Intersection of unit balls in classical matrix ensembles

TL;DR

This paper investigates the asymptotic volume of the intersection of two unit balls from classical matrix ensembles (GOE, GUE, GSE) as the dimension grows, extending classical geometric results to matrix spaces.

Contribution

It provides the first asymptotic analysis of intersection volumes in matrix ensembles, using probabilistic and potential theory methods.

Findings

Asymptotic volume formulas derived for matrix ensemble unit balls.

Weak law of large numbers established for random points in matrix balls.
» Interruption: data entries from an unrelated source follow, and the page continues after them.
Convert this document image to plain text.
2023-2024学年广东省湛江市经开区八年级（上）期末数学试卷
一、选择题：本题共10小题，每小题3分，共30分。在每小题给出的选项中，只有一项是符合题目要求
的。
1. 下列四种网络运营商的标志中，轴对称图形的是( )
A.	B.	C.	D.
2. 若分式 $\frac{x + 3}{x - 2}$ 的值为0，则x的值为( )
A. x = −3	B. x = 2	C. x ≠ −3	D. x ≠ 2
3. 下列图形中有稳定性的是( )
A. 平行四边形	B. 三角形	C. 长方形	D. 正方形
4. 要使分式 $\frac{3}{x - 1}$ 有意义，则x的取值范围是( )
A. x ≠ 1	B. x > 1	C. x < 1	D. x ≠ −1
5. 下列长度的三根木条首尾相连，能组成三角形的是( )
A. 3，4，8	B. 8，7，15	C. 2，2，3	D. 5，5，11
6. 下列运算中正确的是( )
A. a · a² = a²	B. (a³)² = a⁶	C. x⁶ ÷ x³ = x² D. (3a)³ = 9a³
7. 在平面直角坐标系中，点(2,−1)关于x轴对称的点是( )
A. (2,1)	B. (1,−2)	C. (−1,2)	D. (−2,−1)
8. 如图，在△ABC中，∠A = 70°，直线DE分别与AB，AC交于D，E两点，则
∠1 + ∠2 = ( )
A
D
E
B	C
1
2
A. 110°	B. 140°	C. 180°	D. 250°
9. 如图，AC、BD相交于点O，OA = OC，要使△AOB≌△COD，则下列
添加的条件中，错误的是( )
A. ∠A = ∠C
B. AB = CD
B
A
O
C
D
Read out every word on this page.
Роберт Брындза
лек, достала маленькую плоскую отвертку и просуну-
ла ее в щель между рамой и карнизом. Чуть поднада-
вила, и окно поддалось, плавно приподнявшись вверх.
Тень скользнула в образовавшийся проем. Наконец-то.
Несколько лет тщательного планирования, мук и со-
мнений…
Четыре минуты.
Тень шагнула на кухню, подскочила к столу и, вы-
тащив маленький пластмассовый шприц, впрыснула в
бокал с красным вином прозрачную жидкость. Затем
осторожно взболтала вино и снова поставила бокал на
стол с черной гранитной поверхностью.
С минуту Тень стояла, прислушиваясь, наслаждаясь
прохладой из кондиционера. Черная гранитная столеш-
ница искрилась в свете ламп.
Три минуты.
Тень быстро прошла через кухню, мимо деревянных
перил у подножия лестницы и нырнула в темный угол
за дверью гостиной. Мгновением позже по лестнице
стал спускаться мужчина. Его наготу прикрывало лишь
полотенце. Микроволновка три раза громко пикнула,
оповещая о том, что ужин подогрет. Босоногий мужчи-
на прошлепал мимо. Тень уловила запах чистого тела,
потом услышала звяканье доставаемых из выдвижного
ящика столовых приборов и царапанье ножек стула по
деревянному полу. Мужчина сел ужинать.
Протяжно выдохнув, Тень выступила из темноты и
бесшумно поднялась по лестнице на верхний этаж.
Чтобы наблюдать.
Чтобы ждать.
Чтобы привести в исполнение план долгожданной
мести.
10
Explicit asymptotic volume computations based on logarithmic potential theory.

Abstract

We study the volume of the intersection of two unit balls from one of the classical matrix ensembles GOE, GUE and GSE, as the dimension tends to infinity. This can be regarded as a matrix analogue of a result of Schechtman and Schmuckenschl\"ager for classical $\ell_p$-balls [Schechtman and Schmuckenschl\"ager, GAFA Lecture Notes, 1991]. The proof of our result is based on two ingredients, which are of independent interest. The first one is a weak law of large numbers for a point chosen uniformly at random in the unit ball of such a matrix ensemble. The second one is an explicit computation of the asymptotic volume of such matrix unit balls, which in turn is based on the theory of logarithmic potentials with external fields.